Ternyata Ini Sejarah Pasar Sentiling Di Festival Kota Lama Semarang

Berikut artikel Ternyata Ini Sejarah Pasar Sentiling di Festival Kota Lama Semarang, Semoga bermanfaat

SEMARANG, KOMPAS.com – Di balik kebangkitan Kota Lama Semarang yg kini kadang digembor-gemborkan ternyata memiliki banyak sejarah di masa kejayaannya. Salah sesuatu momennya yg digunakan ketika ini menjadi nama salah sesuatu acara terbesarnya merupakan Sentiling Night Market atau Pasar Malam Sentiling.

Tahun ini Pasar Malam Sentiling 2016 kembali digelar tepatnya tanggal 16 hingga 18 September 2016.

Nama Sentiling Night Market sebenarnya baru familiar diguakan akan tahun 2014, meskipun acara tersebut telah dihelat sejak 2012 dengan kemasan Festival Kota Lama Semarang.

Saat itu tema Festival Kota Lama 2014 adalah Merayakan Semarang, yg sekaligus bagi memperingati sebuah perhelatan akbar di era kolonial Belanda bernama Koloniale Tentoonstelling.

Tahun 2014 itu tepat 100 tahun pemerintahan Hindia Belanda mengadakan Tentoonstelling, di Kota Semarang, Jawa Tengah. Perhelatan akbar yg digelar pertama tahun 1914 tersebut yaitu pameran berskala Internasional terbesar pada tahunnya yg diikuti oleh dua negara seperti China, Australia, dan negara besar lainnya.

Dalam acara ini diadakan juga pertandingan sepak bola internasional yg pertama, sehingga pameran ini menjadi bagian utama dari sejarah persepakbolaan Indonesia. Tak bisa dipungkiri seandainya dengan adanya Tentoonstelling ini sudah menjadikan kota Semarang menjadi mendunia.

Oen’s Semarang Foundation Keramaian Pasar Malam Sentiling Festival Kota Lama Semarang tahun 2014 lalu.

Koloniale Tentoonstelling, oleh penduduk pribumi ketika itu disebut Pasar Malam Sentiling. Momen itu menjadi salah sesuatu bukti bahwa Semarang pernah menjadi kota yg utama pada masa kepemimpinan Hindia Belanda.

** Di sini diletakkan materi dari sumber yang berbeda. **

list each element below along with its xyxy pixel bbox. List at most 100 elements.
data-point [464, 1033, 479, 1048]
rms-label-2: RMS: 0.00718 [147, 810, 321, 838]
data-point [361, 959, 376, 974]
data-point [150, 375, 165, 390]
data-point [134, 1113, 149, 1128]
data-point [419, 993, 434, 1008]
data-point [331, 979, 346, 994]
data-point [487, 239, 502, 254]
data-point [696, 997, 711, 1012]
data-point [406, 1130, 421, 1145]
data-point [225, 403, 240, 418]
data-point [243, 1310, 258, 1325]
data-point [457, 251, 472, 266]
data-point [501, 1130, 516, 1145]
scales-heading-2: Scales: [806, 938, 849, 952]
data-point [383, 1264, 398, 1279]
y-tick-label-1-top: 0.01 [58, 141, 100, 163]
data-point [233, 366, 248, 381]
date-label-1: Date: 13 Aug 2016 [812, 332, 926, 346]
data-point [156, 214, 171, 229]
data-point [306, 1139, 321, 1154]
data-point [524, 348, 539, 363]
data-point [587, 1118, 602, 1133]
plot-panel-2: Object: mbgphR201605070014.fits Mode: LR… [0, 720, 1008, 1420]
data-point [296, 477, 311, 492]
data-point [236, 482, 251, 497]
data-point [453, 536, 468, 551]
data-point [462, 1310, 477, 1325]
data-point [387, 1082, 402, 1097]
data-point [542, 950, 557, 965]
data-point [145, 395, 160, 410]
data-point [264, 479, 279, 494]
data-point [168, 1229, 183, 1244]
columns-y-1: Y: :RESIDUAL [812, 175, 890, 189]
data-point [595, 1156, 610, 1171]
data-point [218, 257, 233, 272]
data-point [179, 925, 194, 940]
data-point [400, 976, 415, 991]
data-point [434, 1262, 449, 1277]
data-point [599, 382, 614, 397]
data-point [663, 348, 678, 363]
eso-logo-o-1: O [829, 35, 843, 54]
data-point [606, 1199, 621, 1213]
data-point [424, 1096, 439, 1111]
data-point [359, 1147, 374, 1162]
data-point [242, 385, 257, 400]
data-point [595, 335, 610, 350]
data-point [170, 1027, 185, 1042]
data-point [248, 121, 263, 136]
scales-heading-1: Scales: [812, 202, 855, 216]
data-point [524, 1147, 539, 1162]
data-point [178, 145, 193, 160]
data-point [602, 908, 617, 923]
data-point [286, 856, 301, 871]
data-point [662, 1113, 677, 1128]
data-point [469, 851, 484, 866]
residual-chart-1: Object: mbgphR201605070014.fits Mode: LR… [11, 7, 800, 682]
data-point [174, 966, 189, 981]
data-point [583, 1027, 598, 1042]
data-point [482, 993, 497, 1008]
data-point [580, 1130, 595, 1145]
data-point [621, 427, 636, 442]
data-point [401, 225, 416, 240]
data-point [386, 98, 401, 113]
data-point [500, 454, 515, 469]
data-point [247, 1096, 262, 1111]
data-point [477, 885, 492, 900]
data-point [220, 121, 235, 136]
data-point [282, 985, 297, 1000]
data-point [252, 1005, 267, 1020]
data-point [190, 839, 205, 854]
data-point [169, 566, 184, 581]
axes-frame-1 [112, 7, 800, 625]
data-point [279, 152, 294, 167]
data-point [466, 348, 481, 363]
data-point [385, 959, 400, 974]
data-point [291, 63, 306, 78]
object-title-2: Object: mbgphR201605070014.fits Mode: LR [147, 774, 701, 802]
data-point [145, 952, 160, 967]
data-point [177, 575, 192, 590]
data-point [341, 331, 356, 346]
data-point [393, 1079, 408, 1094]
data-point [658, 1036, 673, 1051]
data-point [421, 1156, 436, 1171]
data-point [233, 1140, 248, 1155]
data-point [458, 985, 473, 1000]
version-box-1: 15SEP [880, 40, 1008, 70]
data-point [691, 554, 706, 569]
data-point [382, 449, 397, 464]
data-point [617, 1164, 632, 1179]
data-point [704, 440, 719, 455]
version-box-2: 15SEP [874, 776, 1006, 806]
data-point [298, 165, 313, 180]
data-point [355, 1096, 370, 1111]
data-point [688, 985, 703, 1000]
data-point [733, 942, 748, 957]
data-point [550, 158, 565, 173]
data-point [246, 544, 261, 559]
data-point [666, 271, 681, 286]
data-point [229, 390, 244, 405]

Jongkie Tio salah sesuatu sejarawan Semarang dalam bukunya, “Kota Semarang Dalam Kenangan”, menulis, Tentoonstelling atau pameran itu diadakan di lahan seluas 26 hektar dari Randusari hingga kaki Bukit Candi, dan juga di Pieter Sythofflaan (kini Jalan Pandanaran).

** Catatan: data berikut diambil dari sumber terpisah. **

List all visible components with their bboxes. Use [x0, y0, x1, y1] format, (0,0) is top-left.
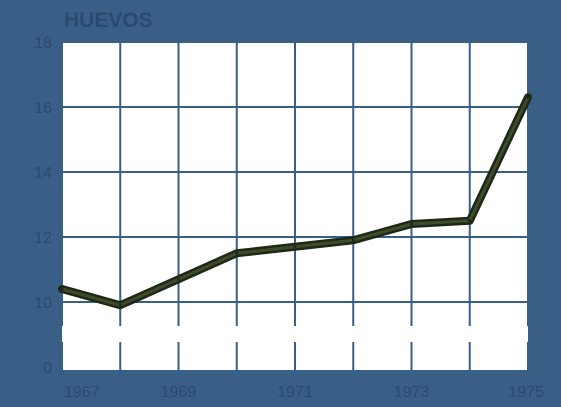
data-point — [60, 287, 64, 291]
x-tick-label: 1973 — [394, 384, 430, 401]
data-point — [118, 303, 122, 307]
y-tick-label: 16 — [34, 100, 52, 117]
y-tick-label: 10 — [34, 295, 52, 312]
x-tick-label: 1971 — [277, 384, 313, 401]
y-tick-label: 0 — [43, 360, 52, 377]
chart-title: HUEVOS — [64, 9, 153, 32]
x-tick-label: 1969 — [161, 384, 197, 401]
data-point — [293, 245, 297, 249]
data-point — [235, 251, 239, 255]
x-tick-label: 1967 — [64, 384, 100, 401]
axis-labels: 0 10 12 14 16 18 1967 1969 1971 1973 1975 — [34, 35, 544, 401]
data-point — [351, 238, 355, 242]
data-point — [177, 277, 180, 281]
x-tick-label: 1975 — [508, 384, 544, 401]
data-point — [410, 222, 413, 226]
data-point — [526, 95, 530, 99]
data-point — [468, 219, 472, 223]
y-tick-label: 12 — [34, 230, 52, 247]
series-line — [58, 93, 532, 310]
y-tick-label: 14 — [34, 165, 52, 182]
y-tick-label: 18 — [34, 35, 52, 52]
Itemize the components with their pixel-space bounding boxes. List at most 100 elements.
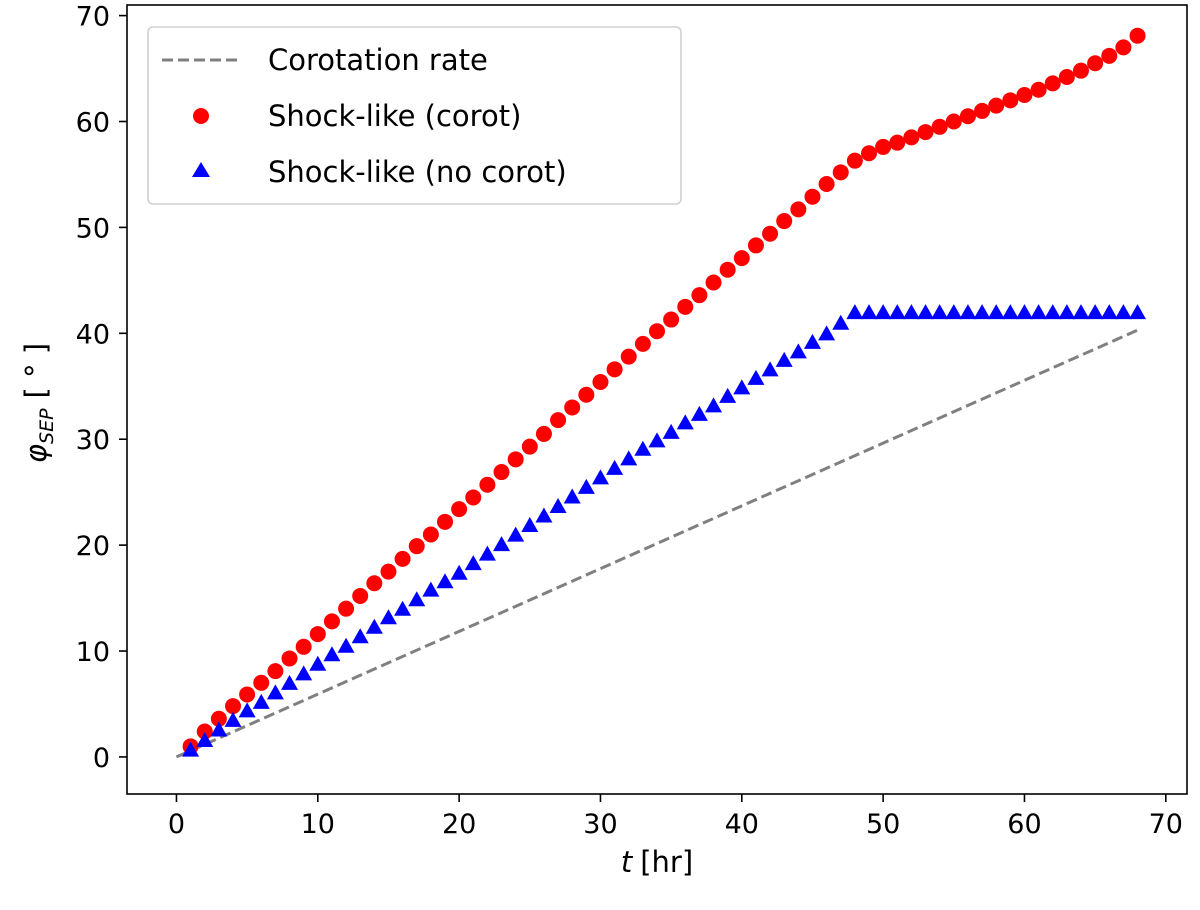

Pameran tersebut diikuti sejumlah negara, seperti Jepang, China, Australia, dua negara Eropa dan Asia, serta negara jajahan Belanda. Terdapat paling tak 200 bangunan besar dan kecil dalam pameran yg berlangsung sejak 20 Agustus hingga 22 November 1914.

Pameran tersebut sebenarnya diadakan Belanda buat merayakan 100 tahun kemerdekaan Kerajaan Belanda dari kekuasaan Perancis. Belanda ingin memperlihatkan pencapaiannya atas daerah-daerah jajahannya. Ajang itu mirip dengan konsep MICE (Meeting, Incentive, Convention, and Exhibition) di masa kini.

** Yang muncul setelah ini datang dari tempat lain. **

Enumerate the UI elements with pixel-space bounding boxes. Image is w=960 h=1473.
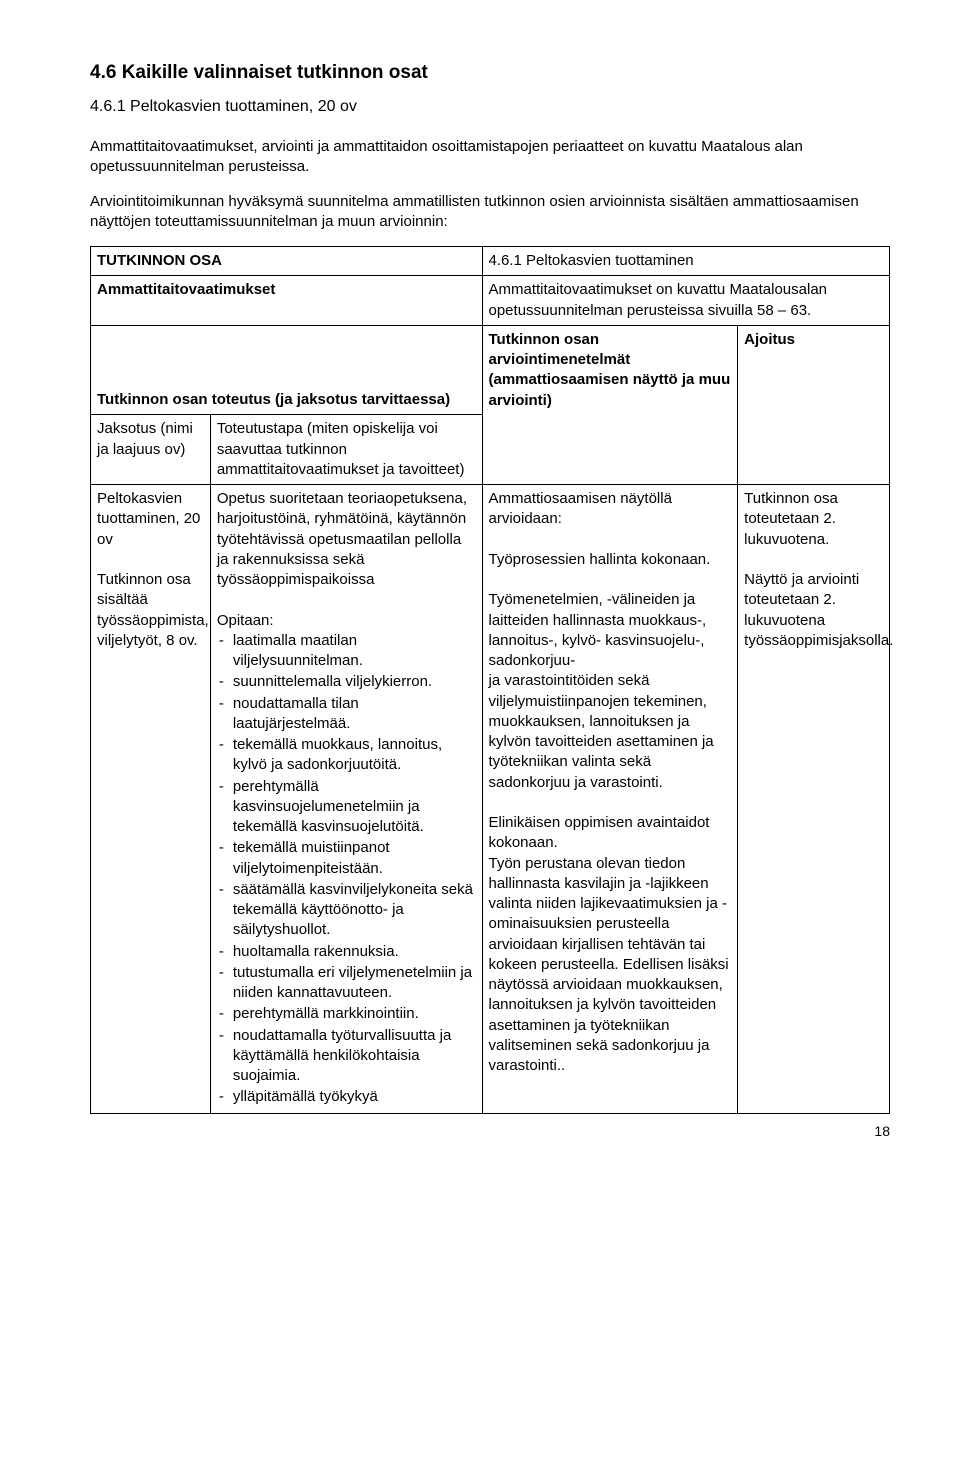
empty-cell [482,415,738,485]
intro-paragraph-1: Ammattitaitovaatimukset, arviointi ja am… [90,137,890,178]
tutkinnon-osa-label: TUTKINNON OSA [91,247,483,276]
ammattitaitovaatimukset-value: Ammattitaitovaatimukset on kuvattu Maata… [482,276,890,326]
list-item: laatimalla maatilan viljelysuunnitelman. [217,631,476,672]
toteutustapa-header: Toteutustapa (miten opiskelija voi saavu… [210,415,482,485]
list-item: ylläpitämällä työkykyä [217,1087,476,1107]
arviointi-label-bold: Tutkinnon osan arviointimenetelmät [489,331,631,368]
arviointi-label-sub: (ammattiosaamisen näyttö ja muu arvioint… [489,371,731,408]
jaksotus-title: Peltokasvien tuottaminen, 20 ov [97,490,200,548]
arviointimenetelmat-header: Tutkinnon osan arviointimenetelmät (amma… [482,325,738,415]
toteutus-intro: Opetus suoritetaan teoriaopetuksena, har… [217,490,467,588]
ajoitus-content: Tutkinnon osa toteutetaan 2. lukuvuotena… [738,485,890,1114]
list-item: tekemällä muistiinpanot viljelytoimenpit… [217,838,476,879]
list-item: tekemällä muokkaus, lannoitus, kylvö ja … [217,735,476,776]
intro-paragraph-2: Arviointitoimikunnan hyväksymä suunnitel… [90,192,890,233]
arviointi-p3: Työmenetelmien, -välineiden ja laitteide… [489,591,707,669]
ajoitus-header: Ajoitus [738,325,890,415]
arviointi-p4: Elinikäisen oppimisen avaintaidot kokona… [489,814,710,851]
list-item: perehtymällä kasvinsuojelumenetelmiin ja… [217,777,476,838]
list-item: säätämällä kasvinviljelykoneita sekä tek… [217,880,476,941]
opitaan-label: Opitaan: [217,612,274,629]
jaksotus-header: Jaksotus (nimi ja laajuus ov) [91,415,211,485]
page-number: 18 [90,1122,890,1141]
table-row: TUTKINNON OSA 4.6.1 Peltokasvien tuottam… [91,247,890,276]
empty-cell [738,415,890,485]
tutkinnon-osa-value: 4.6.1 Peltokasvien tuottaminen [482,247,890,276]
list-item: noudattamalla työturvallisuutta ja käytt… [217,1026,476,1087]
arviointi-p2: Työprosessien hallinta kokonaan. [489,551,711,568]
ajoitus-p2: Näyttö ja arviointi toteutetaan 2. lukuv… [744,571,893,649]
arviointi-p5: Työn perustana olevan tiedon hallinnasta… [489,855,729,1075]
toteutustapa-content: Opetus suoritetaan teoriaopetuksena, har… [210,485,482,1114]
jaksotus-content: Peltokasvien tuottaminen, 20 ov Tutkinno… [91,485,211,1114]
list-item: noudattamalla tilan laatujärjestelmää. [217,694,476,735]
list-item: suunnittelemalla viljelykierron. [217,672,476,692]
arviointi-p3b: ja varastointitöiden sekä viljelymuistii… [489,672,714,790]
curriculum-table: TUTKINNON OSA 4.6.1 Peltokasvien tuottam… [90,246,890,1114]
list-item: huoltamalla rakennuksia. [217,942,476,962]
toteutus-header: Tutkinnon osan toteutus (ja jaksotus tar… [91,325,483,415]
subsection-heading: 4.6.1 Peltokasvien tuottaminen, 20 ov [90,96,890,118]
ammattitaitovaatimukset-label: Ammattitaitovaatimukset [91,276,483,326]
table-row: Peltokasvien tuottaminen, 20 ov Tutkinno… [91,485,890,1114]
arviointi-p1: Ammattiosaamisen näytöllä arvioidaan: [489,490,672,527]
opitaan-list: laatimalla maatilan viljelysuunnitelman.… [217,631,476,1108]
section-heading: 4.6 Kaikille valinnaiset tutkinnon osat [90,60,890,86]
ajoitus-p1: Tutkinnon osa toteutetaan 2. lukuvuotena… [744,490,838,548]
list-item: tutustumalla eri viljelymenetelmiin ja n… [217,963,476,1004]
table-row: Jaksotus (nimi ja laajuus ov) Toteutusta… [91,415,890,485]
list-item: perehtymällä markkinointiin. [217,1004,476,1024]
arviointi-content: Ammattiosaamisen näytöllä arvioidaan: Ty… [482,485,738,1114]
jaksotus-desc: Tutkinnon osa sisältää työssäoppimista, … [97,571,209,649]
table-row: Ammattitaitovaatimukset Ammattitaitovaat… [91,276,890,326]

“Dari perayaan zaman Belanda itulah kini diadakanlah kegiatan serupa bagi kembali mengenang acara tersebut,” ujar Jenny, Ketua Penyelenggara Pasar Sentiling 2016 dalam rilisnya pada KompasTravel, Kamis (15/9/2016).

*****

KompasTravel kembali menghadirkan kuis “Take Me Anywhere 2”. Pemenang mulai mendapatkan kesempatan liburan gratis yg seru ke Yogyakarta selama tiga hari beberapa malam.

Hadiah telah termasuk tiket pesawat, transportasi lokal, hotel, konsumsi, dan beragam aktivitas seru selama di Yogyakarta. Juga raih kesempatan memenangkan hadiah smartphone. Klik link berikut: Mau Liburan Gratis di Yogyakarta? Ikuti Kuis “Take Me Anywhere 2”

Sumber: http://travel.kompas.com/read/2016/09/17/121000227/ternyata.ini.sejarah.pasar.sentiling.di.festival.kota.lama.semarang
Terima kasih sudah membaca berita Ternyata Ini Sejarah Pasar Sentiling di Festival Kota Lama Semarang. Silahkan baca berita lain tentang Traveling lainnya.

Tags:

Leave a reply "Ternyata Ini Sejarah Pasar Sentiling Di Festival Kota Lama Semarang"

This site uses Akismet to reduce spam. Learn how your comment data is processed.